Le apuestan al reciclaje

Pese a estos esfuerzos gubernamentales, para la académica Mireya Imaz no son suficientes, pues una de las mejores apuestas es el reciclaje, como ya ocurre en países como Brasil, Inglaterra, Estados Unidos y Canadá.

“Nuestra ciudad no cuenta con un sistema organizado, no tiene una propuesta clara, pues nos dicen que no echemos el aceite por el drenaje, pero no nos dicen qué hacer con él”.

Consideró que no todas las opciones que da el gobierno son viables; en el Plan Verde, por ejemplo, emitido por la Secretaría de Medio Ambiente del DF, se sugiere que los desechos de los aceites se recolecten en una botella de plástico y se depositen en el camión de basura.

Esta medida no resuelve el problema, porque de todas formas se tira y no hay forma de que se degrade y se reintegre a la naturaleza, dijo. Además de que la botella ya no podrá reciclarse porque el pet se ensució de aceite.

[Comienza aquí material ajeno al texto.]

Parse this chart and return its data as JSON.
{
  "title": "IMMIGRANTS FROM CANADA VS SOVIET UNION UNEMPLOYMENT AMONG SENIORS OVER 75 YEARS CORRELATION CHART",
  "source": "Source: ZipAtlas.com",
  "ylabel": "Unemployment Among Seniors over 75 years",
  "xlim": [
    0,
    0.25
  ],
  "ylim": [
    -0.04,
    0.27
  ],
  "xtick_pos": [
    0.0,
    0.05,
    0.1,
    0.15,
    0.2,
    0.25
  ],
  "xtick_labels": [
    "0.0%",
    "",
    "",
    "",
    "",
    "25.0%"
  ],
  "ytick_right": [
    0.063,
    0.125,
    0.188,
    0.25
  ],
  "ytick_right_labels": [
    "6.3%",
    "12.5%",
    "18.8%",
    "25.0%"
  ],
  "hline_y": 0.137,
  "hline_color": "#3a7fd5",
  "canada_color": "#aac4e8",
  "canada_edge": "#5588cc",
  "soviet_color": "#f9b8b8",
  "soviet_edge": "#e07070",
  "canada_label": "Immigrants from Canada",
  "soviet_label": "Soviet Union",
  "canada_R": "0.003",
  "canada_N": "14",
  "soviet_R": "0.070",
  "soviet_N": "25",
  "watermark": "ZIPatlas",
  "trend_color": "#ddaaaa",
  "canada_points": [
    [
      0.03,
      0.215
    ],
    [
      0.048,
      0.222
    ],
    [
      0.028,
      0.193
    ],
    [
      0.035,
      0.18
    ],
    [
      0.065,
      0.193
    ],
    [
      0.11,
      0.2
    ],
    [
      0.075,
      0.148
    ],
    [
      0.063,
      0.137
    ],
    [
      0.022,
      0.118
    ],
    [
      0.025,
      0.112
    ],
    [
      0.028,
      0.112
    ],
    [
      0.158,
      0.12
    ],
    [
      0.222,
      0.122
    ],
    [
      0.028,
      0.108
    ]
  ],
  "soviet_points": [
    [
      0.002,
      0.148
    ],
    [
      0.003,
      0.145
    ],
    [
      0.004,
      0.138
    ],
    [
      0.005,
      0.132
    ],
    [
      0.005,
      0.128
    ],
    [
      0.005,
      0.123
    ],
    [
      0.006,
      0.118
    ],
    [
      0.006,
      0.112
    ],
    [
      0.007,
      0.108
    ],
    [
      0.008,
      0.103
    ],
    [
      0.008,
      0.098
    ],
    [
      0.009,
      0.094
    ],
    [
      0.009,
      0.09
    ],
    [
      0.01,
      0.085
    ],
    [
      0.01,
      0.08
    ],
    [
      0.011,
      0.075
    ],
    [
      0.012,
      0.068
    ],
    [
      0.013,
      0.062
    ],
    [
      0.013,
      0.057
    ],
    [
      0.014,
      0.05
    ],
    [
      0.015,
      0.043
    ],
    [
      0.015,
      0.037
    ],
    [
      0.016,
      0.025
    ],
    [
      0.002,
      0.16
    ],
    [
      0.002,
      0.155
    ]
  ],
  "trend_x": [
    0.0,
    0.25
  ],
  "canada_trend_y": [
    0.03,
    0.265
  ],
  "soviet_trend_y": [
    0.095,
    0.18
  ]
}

Para la coordinadora del PUMA la mejor solución es entender, como sociedad, que el aceite es un recurso y no un desperdicio, y luego, seguir el ejemplo de Brasil para generar biodisel.

“Ellos (los brasileños) tienen sus puntos de colecta, la gente va y deja sus botellas con el sobrante de aceite de sus cocinas y luego lo convierten en combustible. Los aceites no sólo pueden ser aprovechados para fabricar combustible, sino también para hacer cosméticos”, subrayó la especialista.